Na minha opinião, a solução para a economia portuguesa será por em prática politicas que visem o aumento da produtividade, pois só assim se poderá tornar mais competitiva. Já o crescimento dos salários deverá ser proporcional ao crescimento da produtividade, dado que só um aumento da produtividade poderá suportar salários mais elevados.


MARISA SILVA
(doc. da série artigos de análise/opinião)

4 comentários:

Alina Gonçalves disse...

Um facto curioso que vi uma vez no telejornal era que num estudo se chegou á conclusão que os portugueses eram daqueles que passavam mais horas a trabalhar.
No entanto, temos grandes problemas de produtividade.

Ora, isto dá uma terrível imagem de nós principalmente se pensar-mos que os nossos parceiros europeus trabalham menos horas e têm uma produtividade maior que nós.

Pedro Amorim de Brito disse...

Penso que a produtividade marginal deve-se a falta de técnicos especializados, e uma das principais causas é a falta de técnicos especializados, porque temos uma taxa de abandono e insucesso escolar das mais elevadas da europa.
Se este flagelo, fôr combatido, a produtivade marginal irá melhorar, e teremos pessoas com melhores "skills" para desempenhar as funções.

Fernando Saraiva disse...

A relação entre produtividade e crescimento dos salários, na realidade económica portuguesa é muito interessante.
Se por um lado os portugueses são muito pouco produtivos, a verdade, é que quando vão trabalhar para o estrangeiro, são considerados muito produtivos e é do interesse das empresas estrangeiras contratar mão de obra portuguesa.
Então será que a falta de produtividade nacional não estará relacionada com os baixos salários praticados em Portugal, e que não servem de incentivo para se produzir mais!??
Se assim é teríamos de elevar os salários e só depois a produtividade cresceria, o problema é que para elevar os salários tem de se criar mais riqueza primeiro, ficamos assim num ciclo que parece não tem fim á vista.

Manuel Vilas disse...

Este artigo vem de encontro á minha opinião, ou seja, o aumento dos salário mínim em 3,6% é descabido para o momento conjuntural que atravessamos.
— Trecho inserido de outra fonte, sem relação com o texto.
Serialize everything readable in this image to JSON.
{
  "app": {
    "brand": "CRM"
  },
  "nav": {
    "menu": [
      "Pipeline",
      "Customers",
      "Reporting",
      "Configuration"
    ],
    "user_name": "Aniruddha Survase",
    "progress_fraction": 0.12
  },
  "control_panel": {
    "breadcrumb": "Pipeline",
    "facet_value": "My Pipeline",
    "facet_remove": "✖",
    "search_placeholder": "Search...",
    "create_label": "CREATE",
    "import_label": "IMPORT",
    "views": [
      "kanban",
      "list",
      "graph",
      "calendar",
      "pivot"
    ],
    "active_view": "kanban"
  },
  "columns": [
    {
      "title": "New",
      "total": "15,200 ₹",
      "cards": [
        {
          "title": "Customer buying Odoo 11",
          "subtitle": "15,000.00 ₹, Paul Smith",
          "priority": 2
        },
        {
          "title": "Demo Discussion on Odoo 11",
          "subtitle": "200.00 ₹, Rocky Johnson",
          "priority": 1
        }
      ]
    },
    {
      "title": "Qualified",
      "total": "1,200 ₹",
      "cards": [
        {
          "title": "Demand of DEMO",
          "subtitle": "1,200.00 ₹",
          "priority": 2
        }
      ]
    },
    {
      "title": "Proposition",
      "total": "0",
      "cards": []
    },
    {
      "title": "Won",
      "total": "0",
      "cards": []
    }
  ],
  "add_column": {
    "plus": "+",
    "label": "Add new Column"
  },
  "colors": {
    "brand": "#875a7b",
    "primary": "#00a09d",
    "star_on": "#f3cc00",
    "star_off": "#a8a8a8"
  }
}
Sem ganhos de produtividade, com empresas a laborar na margem mínima, maior numero de empresas a fechar e a deslocalizar a produção para outros países com mão-de-obra barata e menos queixosa, perdemos assim na competitividade internacional. Seria de esperar um congelamento dos salários. 11,20€ pode não ser muito para um trabalhador mas para a entidade patronal com centenas de salários para pagar ao fim do mês, representa um enorme custo adicional. Enquanto não apostarmos na inovação e aumentarmos os níveis de produtividade e competitividade, não devemos pensar em aumentos salariais.